A double page spread depicts Walt Disney’s metamorphosis from childhood, as the happy son of a socialist drawing pictures of top-hatted fat cats, into an efficiency-obsessed slave driver, railing against his workers’ ‘communistic’ unionising. The pencil-moustached Disney is depicted febrile with rage, as the world around him transforms into a parody of his animated films: lamps with eyes, lightning bolts from tiny brow-circling storm clouds, white gloves …
If this book has a fault, it is that it can occasionally come across as breathless: there is so much Wallman has to say about unionism as a vital brake to unchecked capitalism; so much he has to say about the need to convey this message. Visually it is busy, excitingly so: colour and image bleed to the edge of many of its pages, and Wallman favours visually complex layouts, which give our darting eyes continual puzzles to untangle and decipher. With these levels of visual activity, Wallman or his editors have made a deft choice in making the opening and closing sequences of the book wordless, gently inviting us into and ushering us out of the dense world of this book.
Orwell, by Pierre Christin (script) and Sébastian Verdier (art), is a graphic biography of George Orwell originally published by the major French bandes-dessinées (comics) company Dargaud. Published by English comics outfit Self Made Hero, this translation (by Edward Gauvin) appears on the shelves alongside other Orwell graphic novels, including two adaptations of 1984.
As a writer, Christin is a big name in the French comic industry, and in addition to the beautifully realistic black-and-white artwork by Verdier which tells us the life story of George Orwell, née Eric Arthur Blair, he has called upon other heavy-hitters, including André Juillard, Blutch, and Enki Bilal, who provide short colour artwork interludes which represent Orwell’s major works.

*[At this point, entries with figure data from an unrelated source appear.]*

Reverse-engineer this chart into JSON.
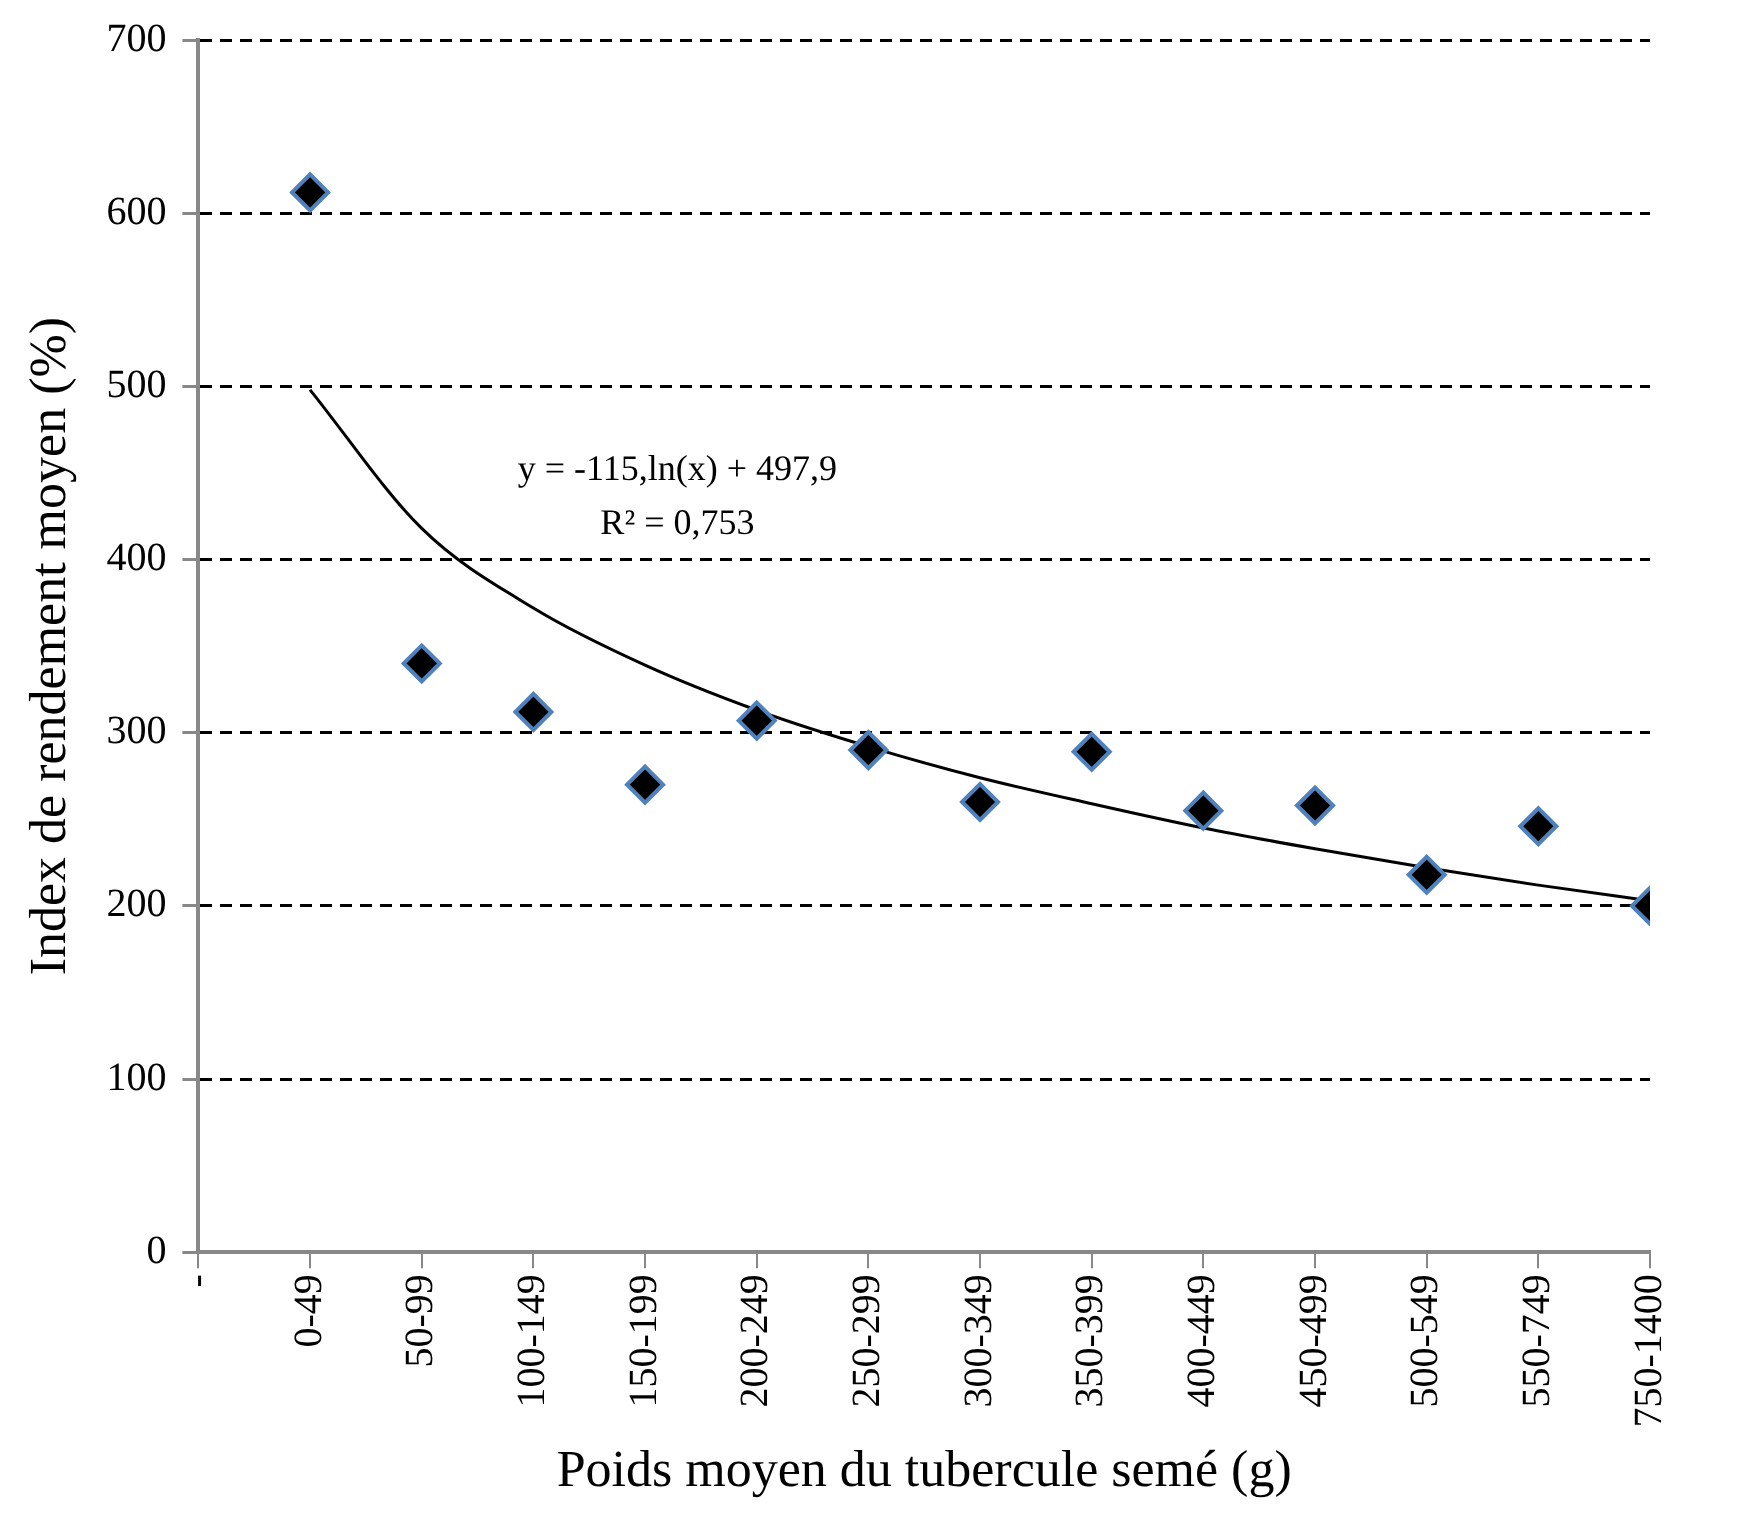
{
  "chart_data": {
    "type": "scatter",
    "xlabel": "Poids moyen du tubercule semé (g)",
    "ylabel": "Index de rendement moyen (%)",
    "categories": [
      "-",
      "0-49",
      "50-99",
      "100-149",
      "150-199",
      "200-249",
      "250-299",
      "300-349",
      "350-399",
      "400-449",
      "450-499",
      "500-549",
      "550-749",
      "750-1400"
    ],
    "series": [
      {
        "color": "#000000",
        "marker": "diamond",
        "values": [
          null,
          612,
          340,
          312,
          270,
          307,
          290,
          260,
          289,
          255,
          258,
          218,
          246,
          200
        ]
      },
      {
        "type": "line",
        "color": "#000000",
        "marker": "none",
        "line_style": "solid",
        "x": [
          "0-49",
          "50-99",
          "100-149",
          "150-199",
          "200-249",
          "250-299",
          "300-349",
          "350-399",
          "400-449",
          "450-499",
          "500-549",
          "550-749",
          "750-1400"
        ],
        "values": [
          498,
          418,
          372,
          339,
          313,
          292,
          274,
          259,
          245,
          233,
          222,
          212,
          203
        ]
      }
    ],
    "ylim": [
      0,
      700
    ],
    "yticks": [
      0,
      100,
      200,
      300,
      400,
      500,
      600,
      700
    ],
    "grid": "y",
    "legend": false,
    "annotations": [
      "y = -115,ln(x) + 497,9",
      "R² = 0,753"
    ]
  }
}
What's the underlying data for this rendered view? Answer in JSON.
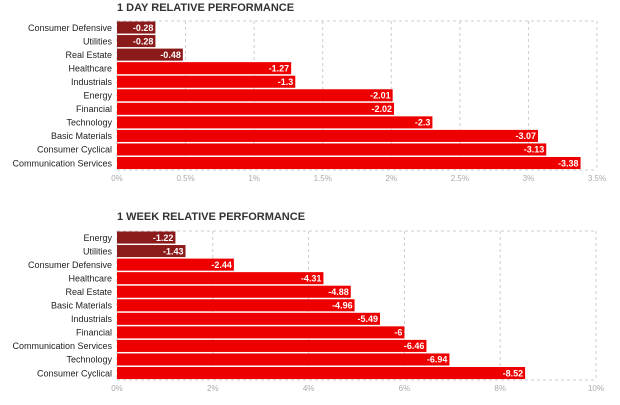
{
  "chart_data": [
    {
      "type": "bar",
      "orientation": "horizontal",
      "title": "1 DAY RELATIVE PERFORMANCE",
      "categories": [
        "Consumer Defensive",
        "Utilities",
        "Real Estate",
        "Healthcare",
        "Industrials",
        "Energy",
        "Financial",
        "Technology",
        "Basic Materials",
        "Consumer Cyclical",
        "Communication Services"
      ],
      "values": [
        -0.28,
        -0.28,
        -0.48,
        -1.27,
        -1.3,
        -2.01,
        -2.02,
        -2.3,
        -3.07,
        -3.13,
        -3.38
      ],
      "value_labels": [
        "-0.28",
        "-0.28",
        "-0.48",
        "-1.27",
        "-1.3",
        "-2.01",
        "-2.02",
        "-2.3",
        "-3.07",
        "-3.13",
        "-3.38"
      ],
      "xlim": [
        0,
        3.5
      ],
      "xticks": [
        0,
        0.5,
        1,
        1.5,
        2,
        2.5,
        3,
        3.5
      ],
      "xtick_labels": [
        "0%",
        "0.5%",
        "1%",
        "1.5%",
        "2%",
        "2.5%",
        "3%",
        "3.5%"
      ],
      "grid": true
    },
    {
      "type": "bar",
      "orientation": "horizontal",
      "title": "1 WEEK RELATIVE PERFORMANCE",
      "categories": [
        "Energy",
        "Utilities",
        "Consumer Defensive",
        "Healthcare",
        "Real Estate",
        "Basic Materials",
        "Industrials",
        "Financial",
        "Communication Services",
        "Technology",
        "Consumer Cyclical"
      ],
      "values": [
        -1.22,
        -1.43,
        -2.44,
        -4.31,
        -4.88,
        -4.96,
        -5.49,
        -6,
        -6.46,
        -6.94,
        -8.52
      ],
      "value_labels": [
        "-1.22",
        "-1.43",
        "-2.44",
        "-4.31",
        "-4.88",
        "-4.96",
        "-5.49",
        "-6",
        "-6.46",
        "-6.94",
        "-8.52"
      ],
      "xlim": [
        0,
        10
      ],
      "xticks": [
        0,
        2,
        4,
        6,
        8,
        10
      ],
      "xtick_labels": [
        "0%",
        "2%",
        "4%",
        "6%",
        "8%",
        "10%"
      ],
      "grid": true
    }
  ],
  "colors": {
    "dark": "#8b1a1a",
    "bright": "#ee0000",
    "grid": "#cccccc"
  }
}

This is an elegant solution to the problem of inserting Orwell’s famous oeuvre into his life story.
The brevity of the comics form, as in cinema, imposes a requirement that the script writer needs to take up a tight angle on biographical material, and the names of the chapters: ‘Orwell before Orwell’, ‘Blair invents Orwell’, and ‘Orwellian Orwell’ tell us how Christin and Verdier have approached this task: they focus on the point at which Blair becomes Orwell. They are telling us the author’s life story in order to illuminate his writing. Many of the pages feature Orwell’s writing, denoted by a typewriter font in among the narration and dialogue, another visually elegant solution.
This book is overtly the repayment of an artistic debt that Christin feels to Orwell. But the book is not a hagiography; the ‘heroic’ Orwell is often shown as bull-headed, with unfortunate consequences (getting shot in Spain, contracting pneumonia in England).
For a comic honouring a writer, Orwell features many fine wordless panels to convey Orwell’s feeling for wild England, which was, as per Rebecca Solnit’s Orwell’s Roses, a source of solace and strength for him. This book also deploys wordless panel sequences – the rolling of a cigarette, the shooting of an elephant, a glance at a child’s face in the Underground during the Blitz – each of which imparts an impassive melancholy to the character of George Orwell created in this graphic version of his life.